A photograph of the note was posted on Facebook by Bilan:
The new red note, designed around the theme of light, has a few secrets. It can be be washed without losing any of its colour, so you don’t need to worry about leaving it in your pocket. Apparently it can even survive boiling water.
It is made from a special paper called “Durasafe” made by the company Landqart AG based in mountainous Graubunden. It consists of two layers of paper with a transparent polymer running through the middle of it. This means the notes still feel like paper but has some of the durability of plastic.
The complex process of printing is entrusted to Zurich-based Orell Füssli, which produces notes for other central banks. The inks used are produced by SICPA, a company based in Prilly near Lausanne. The company produces ink for around 80% of the world’s banknotes.
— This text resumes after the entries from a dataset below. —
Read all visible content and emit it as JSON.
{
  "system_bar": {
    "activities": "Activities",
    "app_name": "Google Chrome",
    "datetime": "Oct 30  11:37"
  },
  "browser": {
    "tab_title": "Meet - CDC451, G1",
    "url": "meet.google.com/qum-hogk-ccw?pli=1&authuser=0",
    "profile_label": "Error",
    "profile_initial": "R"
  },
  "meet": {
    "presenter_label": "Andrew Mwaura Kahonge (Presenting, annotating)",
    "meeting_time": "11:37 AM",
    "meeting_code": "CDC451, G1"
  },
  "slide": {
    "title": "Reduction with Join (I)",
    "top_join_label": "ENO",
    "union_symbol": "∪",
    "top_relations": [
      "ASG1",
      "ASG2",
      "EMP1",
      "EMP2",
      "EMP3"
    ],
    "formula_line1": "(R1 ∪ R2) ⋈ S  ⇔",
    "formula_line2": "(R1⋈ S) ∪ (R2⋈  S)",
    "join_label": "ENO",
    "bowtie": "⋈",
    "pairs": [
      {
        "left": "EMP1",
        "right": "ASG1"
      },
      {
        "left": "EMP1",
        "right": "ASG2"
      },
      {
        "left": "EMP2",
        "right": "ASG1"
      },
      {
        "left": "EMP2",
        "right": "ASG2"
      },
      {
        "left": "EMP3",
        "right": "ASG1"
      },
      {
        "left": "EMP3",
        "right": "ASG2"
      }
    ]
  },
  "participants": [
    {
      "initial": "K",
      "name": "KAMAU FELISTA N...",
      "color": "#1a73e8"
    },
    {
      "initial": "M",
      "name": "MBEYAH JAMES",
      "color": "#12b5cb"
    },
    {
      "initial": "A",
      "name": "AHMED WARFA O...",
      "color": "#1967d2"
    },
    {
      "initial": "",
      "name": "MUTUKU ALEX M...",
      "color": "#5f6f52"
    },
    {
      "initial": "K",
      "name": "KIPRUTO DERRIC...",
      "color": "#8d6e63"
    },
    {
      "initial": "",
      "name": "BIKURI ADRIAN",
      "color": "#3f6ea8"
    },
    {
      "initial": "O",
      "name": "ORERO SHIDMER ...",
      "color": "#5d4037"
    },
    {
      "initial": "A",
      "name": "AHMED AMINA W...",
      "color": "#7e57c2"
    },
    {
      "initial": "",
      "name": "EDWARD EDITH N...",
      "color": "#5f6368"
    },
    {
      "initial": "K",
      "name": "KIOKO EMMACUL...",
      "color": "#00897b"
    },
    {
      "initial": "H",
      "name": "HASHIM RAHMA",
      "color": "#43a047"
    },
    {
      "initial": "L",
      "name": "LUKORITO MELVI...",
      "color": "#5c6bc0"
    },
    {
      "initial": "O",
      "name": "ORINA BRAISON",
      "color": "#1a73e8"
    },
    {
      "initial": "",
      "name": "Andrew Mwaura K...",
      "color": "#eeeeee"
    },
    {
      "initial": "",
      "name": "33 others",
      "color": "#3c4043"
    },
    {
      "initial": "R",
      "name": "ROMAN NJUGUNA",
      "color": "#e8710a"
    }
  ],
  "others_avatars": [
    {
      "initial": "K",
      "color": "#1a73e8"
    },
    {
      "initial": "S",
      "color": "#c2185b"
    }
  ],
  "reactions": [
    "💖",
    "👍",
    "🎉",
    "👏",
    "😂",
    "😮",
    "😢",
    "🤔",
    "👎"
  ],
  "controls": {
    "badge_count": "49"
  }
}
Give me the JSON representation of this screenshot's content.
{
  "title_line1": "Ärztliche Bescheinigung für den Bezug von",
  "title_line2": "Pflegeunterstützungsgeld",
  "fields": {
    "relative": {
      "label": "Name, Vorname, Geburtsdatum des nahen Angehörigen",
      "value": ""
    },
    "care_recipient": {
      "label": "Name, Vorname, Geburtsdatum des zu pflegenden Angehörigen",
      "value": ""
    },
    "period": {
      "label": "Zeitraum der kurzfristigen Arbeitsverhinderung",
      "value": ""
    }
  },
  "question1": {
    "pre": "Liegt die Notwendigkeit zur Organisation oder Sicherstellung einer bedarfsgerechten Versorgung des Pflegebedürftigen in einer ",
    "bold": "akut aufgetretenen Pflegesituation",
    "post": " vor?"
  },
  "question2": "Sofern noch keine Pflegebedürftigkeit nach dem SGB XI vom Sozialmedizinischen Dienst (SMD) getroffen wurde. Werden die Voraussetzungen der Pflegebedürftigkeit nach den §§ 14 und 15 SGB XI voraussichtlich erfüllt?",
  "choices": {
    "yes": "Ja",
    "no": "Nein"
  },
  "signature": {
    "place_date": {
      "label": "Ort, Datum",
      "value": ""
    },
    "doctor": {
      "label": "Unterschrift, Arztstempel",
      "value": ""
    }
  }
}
The notes cost around 40 cents each to make and the 20 franc ones should last around one year, although only time will tell. The 50 franc note is expected to last a year and a half, while the yet-to-be launched new 1,000 franc note could survive more than 10 years of handling. Life spans differ based on the amount of handling.
The next note in the series to go into circulation will be the new Swiss 10 franc note, scheduled for 18 October 2017. The remaining notes will be launched at six month intervals between then and the end of 2019.